Saturday 31 January 2015

Review: Summertime by Vanessa Lafaye

Summertime by Vanessa Lafaye

Published: January 2015
Genre: Historical fiction, 
Stars: ***** and more if I could


The Blurb


Horrifying and beautiful, Summertime is a fictionalised account of one of the most devastating natural disasters in US history.

Florida Keys, 1935. Hurricane Season.

Tens of thousands of black and white men scarred by their experiences of war in Europe return home to find themselves abandoned to destitution by the US government.

The tiny, segregated community of Heron Key is suddenly overwhelmed by broken, disturbed men with new ideas about racial equality and nothing left to lose.

Tensions flare when a black veteran is accused of committing the most heinous crime of all against a white resident’s wife.

And not far off the strongest and most intense hurricane America has ever witnessed is gaining force.

For fans of The Help and To Kill a Mockingbird, this is the story of the greatest tragedy you've never heard of.



My Thoughts

I was very lucky to receive a set of Summertime books from Orion for the reading group that I run at work. One of the things that really drew me to Summertime was the cover - I love it! Just that touch of a storm approaching and the children sitting on the beach - a picture postcard with perhaps a little bit of darkness to it. I am also a sucker for books set in Florida as it is one of my favourite places to visit although I have not made it as far south as the Keys yet.

Some of you may have also seen a post from a couple of weeks ago where I announced that Summertime was my book of 2014. When you consider that I read just over 150 books last year then I think you will realise just how good I think this book is. It's actually taken me a few weeks to be able to sit & write this review as on finishing Summertime I was left totally stunned unable to put into words my feelings & thoughts about the book. It is one of those books that even having read it a few weeks has really left it's mark on me & I know that others in my reading group felt the same.

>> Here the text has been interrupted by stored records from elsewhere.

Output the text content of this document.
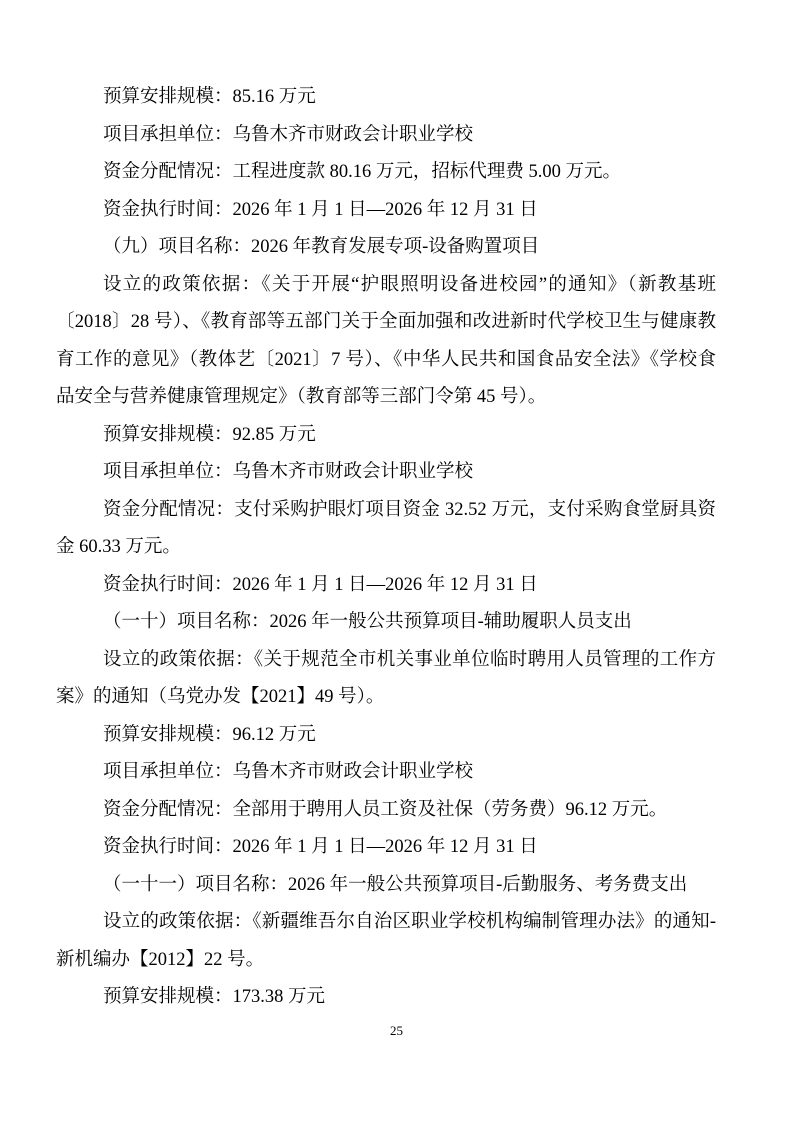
预算安排规模：85.16 万元

项目承担单位：乌鲁木齐市财政会计职业学校

资金分配情况：工程进度款 80.16 万元，招标代理费 5.00 万元。

资金执行时间：2026 年 1 月 1 日—2026 年 12 月 31 日

（九）项目名称：2026 年教育发展专项-设备购置项目

设立的政策依据：《关于开展“护眼照明设备进校园”的通知》（新教基班〔2018〕28 号）、《教育部等五部门关于全面加强和改进新时代学校卫生与健康教育工作的意见》（教体艺〔2021〕7 号）、《中华人民共和国食品安全法》《学校食品安全与营养健康管理规定》（教育部等三部门令第 45 号）。

预算安排规模：92.85 万元

项目承担单位：乌鲁木齐市财政会计职业学校

资金分配情况：支付采购护眼灯项目资金 32.52 万元，支付采购食堂厨具资金 60.33 万元。

资金执行时间：2026 年 1 月 1 日—2026 年 12 月 31 日

（一十）项目名称：2026 年一般公共预算项目-辅助履职人员支出

设立的政策依据：《关于规范全市机关事业单位临时聘用人员管理的工作方案》的通知（乌党办发【2021】49 号）。

预算安排规模：96.12 万元

项目承担单位：乌鲁木齐市财政会计职业学校

资金分配情况：全部用于聘用人员工资及社保（劳务费）96.12 万元。

资金执行时间：2026 年 1 月 1 日—2026 年 12 月 31 日

（一十一）项目名称：2026 年一般公共预算项目-后勤服务、考务费支出

设立的政策依据：《新疆维吾尔自治区职业学校机构编制管理办法》的通知-新机编办【2012】22 号。

预算安排规模：173.38 万元

25
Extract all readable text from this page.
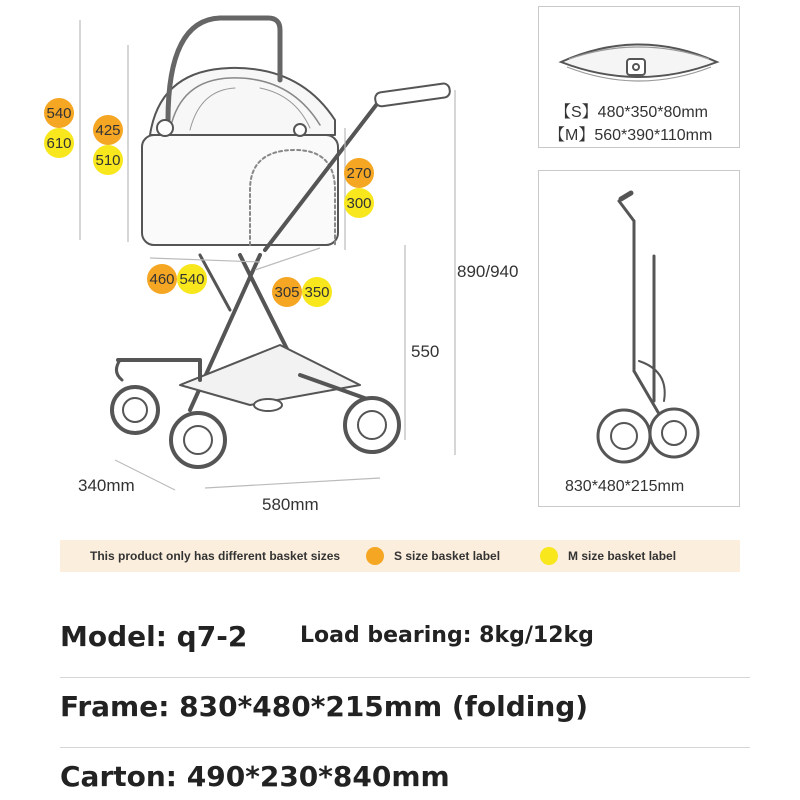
540
610
425
510
270
300
460 540
305 350
890/940
550
340mm
580mm
【S】480*350*80mm
【M】560*390*110mm
830*480*215mm
This product only has different basket sizes	S size basket label	M size basket label
Model: q7-2 Load bearing: 8kg/12kg
Frame: 830*480*215mm (folding)
Carton: 490*230*840mm
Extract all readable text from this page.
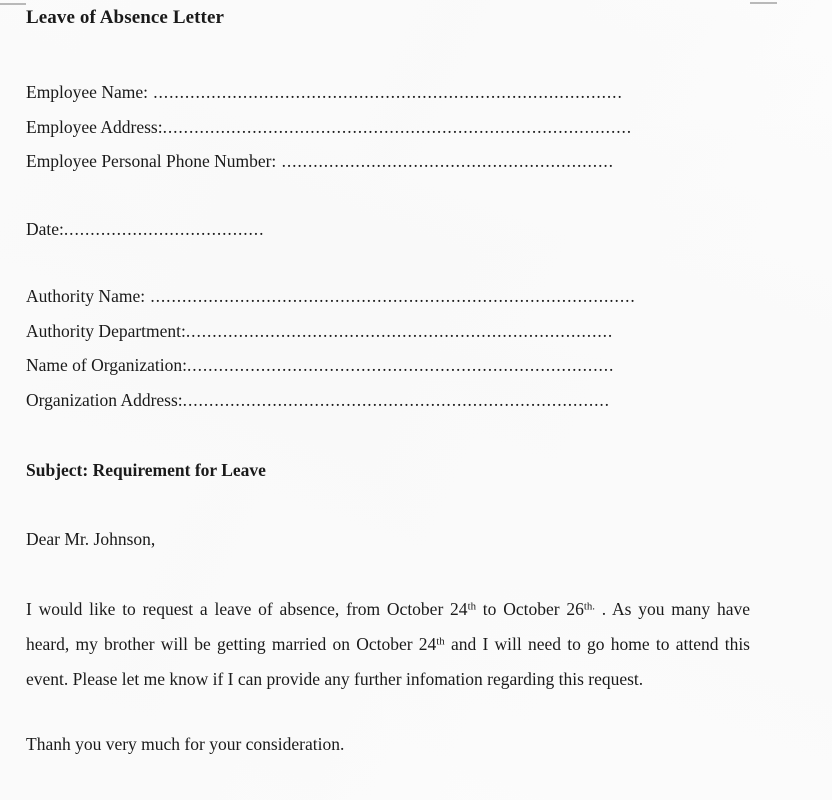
Leave of Absence Letter
Employee Name: .........................................................................................
Employee Address:.........................................................................................
Employee Personal Phone Number: ...............................................................
Date:......................................
Authority Name: ............................................................................................
Authority Department:.................................................................................
Name of Organization:.................................................................................
Organization Address:.................................................................................
Subject: Requirement for Leave
Dear Mr. Johnson,

I would like to request a leave of absence, from October 24th to October $26^{th.}$ . As you many have heard, my brother will be getting married on October 24th and I will need to go home to attend this event. Please let me know if I can provide any further infomation regarding this request.

Thanh you very much for your consideration.
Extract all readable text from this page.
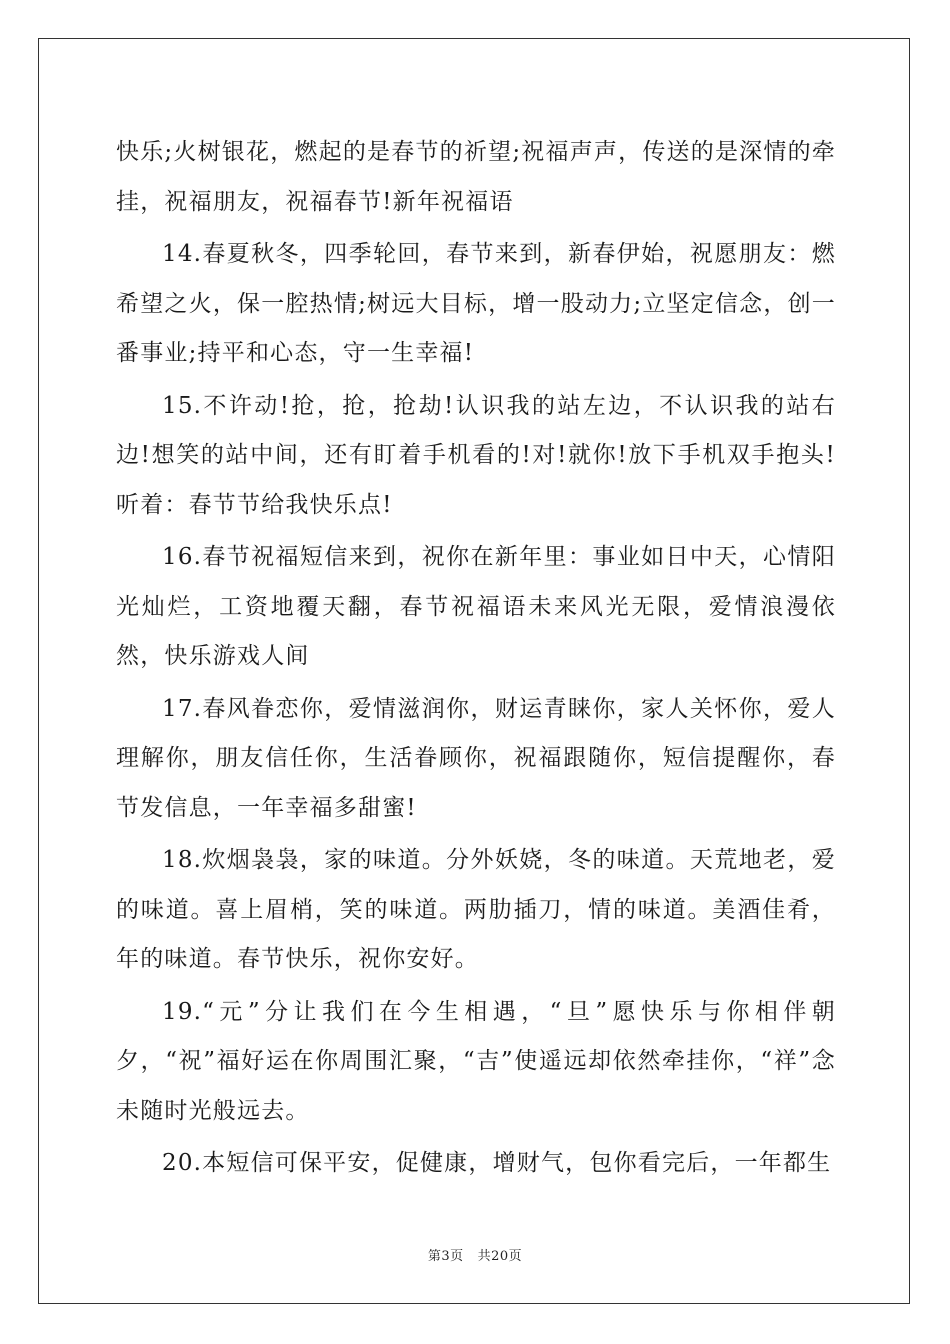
快乐;火树银花，燃起的是春节的祈望;祝福声声，传送的是深情的牵挂，祝福朋友，祝福春节!新年祝福语

14.春夏秋冬，四季轮回，春节来到，新春伊始，祝愿朋友：燃希望之火，保一腔热情;树远大目标，增一股动力;立坚定信念，创一番事业;持平和心态，守一生幸福!

15.不许动!抢，抢，抢劫!认识我的站左边，不认识我的站右边!想笑的站中间，还有盯着手机看的!对!就你!放下手机双手抱头!听着：春节节给我快乐点!

16.春节祝福短信来到，祝你在新年里：事业如日中天，心情阳光灿烂，工资地覆天翻，春节祝福语未来风光无限，爱情浪漫依然，快乐游戏人间

17.春风眷恋你，爱情滋润你，财运青睐你，家人关怀你，爱人理解你，朋友信任你，生活眷顾你，祝福跟随你，短信提醒你，春节发信息，一年幸福多甜蜜!

18.炊烟袅袅，家的味道。分外妖娆，冬的味道。天荒地老，爱的味道。喜上眉梢，笑的味道。两肋插刀，情的味道。美酒佳肴，年的味道。春节快乐，祝你安好。

19.“元”分让我们在今生相遇，“旦”愿快乐与你相伴朝夕，“祝”福好运在你周围汇聚，“吉”使遥远却依然牵挂你，“祥”念未随时光般远去。

20.本短信可保平安，促健康，增财气，包你看完后，一年都生

第3页 共20页
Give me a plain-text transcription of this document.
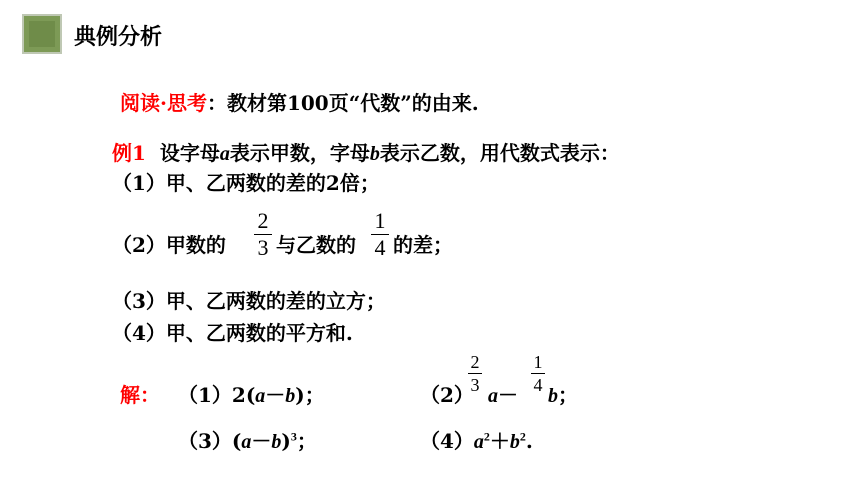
典例分析
阅读·思考：教材第100页“代数”的由来.
例1 设字母a表示甲数，字母b表示乙数，用代数式表示：
（1）甲、乙两数的差的2倍；
（2）甲数的
2
3 与乙数的
1
4 的差；
（3）甲、乙两数的差的立方；
（4）甲、乙两数的平方和.
解： （1）2(a－b)；	（2）
2
3 a－
1
4 b；
$(3)(a-b)^3$；	$(4)a^2+b^2$.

I've tried to remember the last time I was so captivated and consumed by a book and it's hard to come up with something perhaps it really was over 20 years ago when I read To Kill A Mocking Bird for my GCSEs. Summertime opens on Heron Key, Florida in 1935 and right from those very few pages Lafaye has you totally hooked, pulling you in & gripping you just like the jaws of that alligator from the opening chapter. The story centres around three very different communities - a group of WW1 veterans let down by their government and forced to camp on Heron Key whilst they work on a government works project. Then we have the black community and the white community that they work for as maids, nannys, handymen, so before the veterans even arrived on Heron Key there was already racial tension and divide bubbling away.

Every 4th of July the islanders have a beach BBQ. Both communities coming together yet still divided with the whites on their side of the beach & the blacks on theirs. This year though the townspeople are joined by the veterans & tensions look set to overflow as some look to settle old scores & new arguements take centre stage. The evening ends with a white women being attacked & left for dead and all eyes looking to the veterans community for the culprit.

Meanwhile off the coast of the Atlantic, a storm is brewing threatening to bear down on Heron Key and ultimately change the residents lives forever. Who will left standing and who won't? 

This book was a pure adrenaline rush, a highly addictive read that I couldn't put down. Lafaye had me absorbed from start to finish and a lot of that is down to knowing that the story is actually a fictional account of a huge hurricane that really did hit the Keys in the 1930s. This adds so much to the suspense and tension that the author builds - at first slowly but as the storm hits the pace picks up.

Summertime is well plotted and well researched. I didn't know anything about the WW1 veterans and the march on Washington, I was given a really fascinating insight into a subject I now need to go and find out more about. I love books that teach me something about history and make me need to go learn more. The other wonderful thing about this book were the character, some you loved & some you despised but there were none I loved more than Missy. Missy works for the Kincaid's taking care of their baby son Nathan and is one of the central characters in the story.

This book really did have everything - a community divided, racial tension, morals, relationship troubles on so many fronts, a little bit of politics,history, class differences, a wonderful location, fantastic characters and so much more. We have the storm brewing out at sea but there really has been a storm brewing for a very long time amongst the locals and it all comes to a head the night of the beach BBQ. Summertime left me totally breathless and I came to the end feeling I had done battle with Mother Nature herself.

An incredible debut that is so well written you feel as that you are there on Heron Key living right through the hurricane. Lafaye picked me up & swept me along like the storm with her beautiful writing and brilliant character development-an outstanding storyteller. I am very much looking forward to seeing where Vanessa Lafaye takes me with her second book.